When I interviewed for my current position of assistant men’s basketball coach at Houghton College, one of the questions I was asked was: “What is your definition of hard work?” I will admit that, this caught me completely off guard. I felt I was fairly well prepared for any questions about basketball, and the inevitable questions about how my relationships with our players would change (I was a student at Houghton for the previous four years and had lived with one of our players the year before).
I don’t remember how I answered that question, but I’m sure I didn’t answer it well. Over the course of the last year I’ve thought about this question a number of times, and I’ve decided on an answer that I believe is fluid, but represents an accurate view. I believe hard work is doing what is expected of you in a prompt and efficient manner to the best of your ability, and then finding a way to contribute something beyond that.
To do what is expected of you isn’t working hard, it’s working. There are responsibilities that come with any job or assignment – that’s why it’s called work. To say “I worked hard because I got it done” is to say that you may have been qualified for the task at hand. To do what’s expected of you with efficiency and timeliness are important to making sure that the next person can take your work and do what they need to do with it. Doing things efficiently and promptly may also allow you to create time at the end of your task where you may be able to take on an additional project. Working to the best of your ability may b the most important part of this first phrase. If you are given a task, it’s because you have a specific skill set that make you uniquely capable of completing it. If you give anything less than your best effort, somebody else could have probably done it instead of you.

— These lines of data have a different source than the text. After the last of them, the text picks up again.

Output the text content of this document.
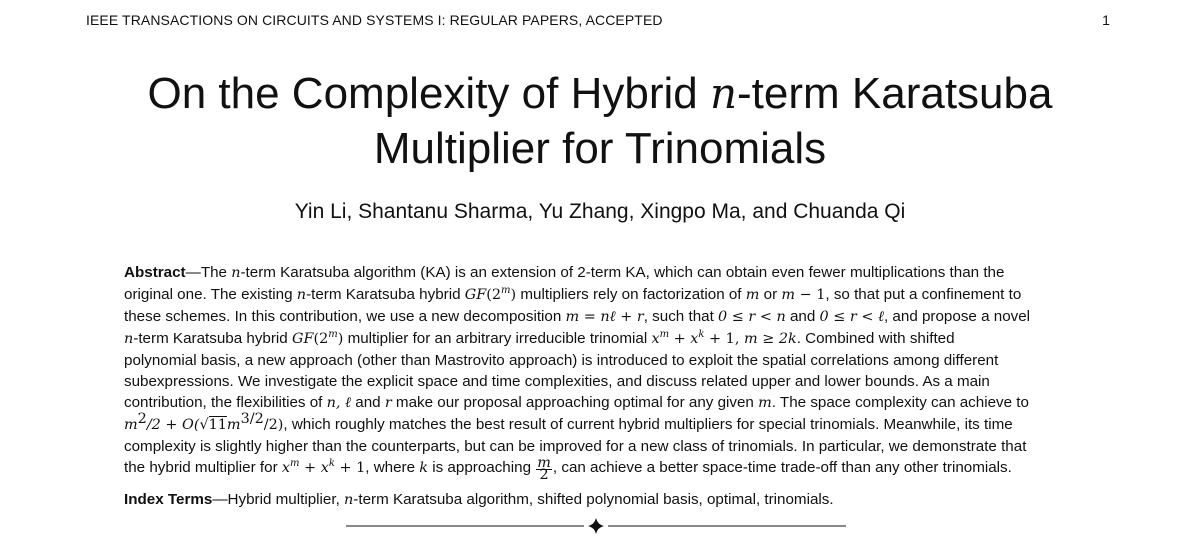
IEEE TRANSACTIONS ON CIRCUITS AND SYSTEMS I: REGULAR PAPERS, ACCEPTED	1
On the Complexity of Hybrid n-term Karatsuba
Multiplier for Trinomials
Yin Li, Shantanu Sharma, Yu Zhang, Xingpo Ma, and Chuanda Qi
Abstract—The n-term Karatsuba algorithm (KA) is an extension of 2-term KA, which can obtain even fewer multiplications than the
original one. The existing n-term Karatsuba hybrid GF(2$^m$) multipliers rely on factorization of m or m − 1, so that put a confinement to
these schemes. In this contribution, we use a new decomposition m = nℓ + r, such that 0 ≤ r < n and 0 ≤ r < ℓ, and propose a novel
n-term Karatsuba hybrid GF(2$^m$) multiplier for an arbitrary irreducible trinomial $x^m + x^k + 1$, m ≥ 2k. Combined with shifted
polynomial basis, a new approach (other than Mastrovito approach) is introduced to exploit the spatial correlations among different
subexpressions. We investigate the explicit space and time complexities, and discuss related upper and lower bounds. As a main
contribution, the flexibilities of n, ℓ and r make our proposal approaching optimal for any given m. The space complexity can achieve to
$m^2/2 + O(√11m^{3/2}/2)$, which roughly matches the best result of current hybrid multipliers for special trinomials. Meanwhile, its time
complexity is slightly higher than the counterparts, but can be improved for a new class of trinomials. In particular, we demonstrate that
the hybrid multiplier for $x^m + x^k + 1$, where k is approaching $\frac{m}{2}$ , can achieve a better space-time trade-off than any other trinomials.
Index Terms—Hybrid multiplier, n-term Karatsuba algorithm, shifted polynomial basis, optimal, trinomials.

The second part is what I believe pushes us from “work” to “hard work”. It is easy to do what’s expected of you. It’s probably been explained to you in detail ahead of time. It’s something you may have done before, or at least were prepared to do. And you were chosen specifically to do it. You should have confidence that you can do that job well. Working hard is doing everything already discussed, and then finding other ways to contribute to your team or organization. Whether that’s assisting a co-worker who is struggling with a project, starting your next assignment, or finding a problem ahead of time and fixing it, that “above and beyond” mentality will prove invaluable to your employer and set the bar for everyone around you.